Asking a participant “what role does a woman have in society” is in fact a thought out of one’s subconscious that a woman has a vital role. Then it’s up to the participant to explain and elaborate on the matter in order to be judged on her reply.

For some reason, Ms Chetcuti also found it difficult to understand another question: “Fashion is surely something you follow, what else makes you interesting?”

It is logical to presume that a girl who participates in a beauty contest is keen on fashion and beauty – at least we hope so if she wishes to build a career in this field. I am curious to know what else she is interested in. But for Ms Chetcuti this question was sexist.

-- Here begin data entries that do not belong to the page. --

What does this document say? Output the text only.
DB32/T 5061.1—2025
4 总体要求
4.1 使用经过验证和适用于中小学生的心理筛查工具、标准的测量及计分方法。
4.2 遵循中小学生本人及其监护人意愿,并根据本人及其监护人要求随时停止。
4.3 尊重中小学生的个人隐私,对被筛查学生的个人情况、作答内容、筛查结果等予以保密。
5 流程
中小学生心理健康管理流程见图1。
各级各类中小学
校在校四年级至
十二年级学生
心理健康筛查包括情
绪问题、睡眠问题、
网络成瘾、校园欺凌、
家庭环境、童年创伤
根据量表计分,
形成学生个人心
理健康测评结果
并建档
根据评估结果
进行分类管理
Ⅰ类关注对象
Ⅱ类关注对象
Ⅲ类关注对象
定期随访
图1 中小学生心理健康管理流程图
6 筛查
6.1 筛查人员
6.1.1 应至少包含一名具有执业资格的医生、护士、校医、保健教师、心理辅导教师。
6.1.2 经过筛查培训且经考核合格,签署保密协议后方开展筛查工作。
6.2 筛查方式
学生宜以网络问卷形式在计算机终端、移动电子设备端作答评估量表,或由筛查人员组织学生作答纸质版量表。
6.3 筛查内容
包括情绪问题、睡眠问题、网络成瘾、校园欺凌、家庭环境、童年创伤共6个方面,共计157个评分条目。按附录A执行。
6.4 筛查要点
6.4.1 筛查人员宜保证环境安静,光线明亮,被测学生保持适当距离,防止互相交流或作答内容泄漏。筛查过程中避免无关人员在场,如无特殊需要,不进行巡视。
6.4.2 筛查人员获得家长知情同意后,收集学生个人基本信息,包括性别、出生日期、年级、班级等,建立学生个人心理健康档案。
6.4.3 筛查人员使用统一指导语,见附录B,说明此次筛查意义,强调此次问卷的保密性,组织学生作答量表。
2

Such thinking is in line with the decades-old stereotyping of models and aspiring models.

For some reason, Ms Chetcuti shows that the situation might have changed and been inherited by a few beauty contest viewers... which is a pity.

She also felt she had to give medical advice to the presenter, Charles Saliba, when she suggested he should wear “reading specs”.

What I might suggest is a ‘question interpreter’ with the host for people like Ms Chetcuti to avoid conspiracy theories and old-fashioned stereotypes.

We all hope that while our young women enter beauty competitions for which they prepare hard to do their utmost to celebrate femininity and the achievements of the modern woman, other women will not undermine such achievements through their ways of thinking which are stuck in the past.

Moving forward isn’t just about the right to vote and the freedom of the press but also the right to think... hopefully the right way!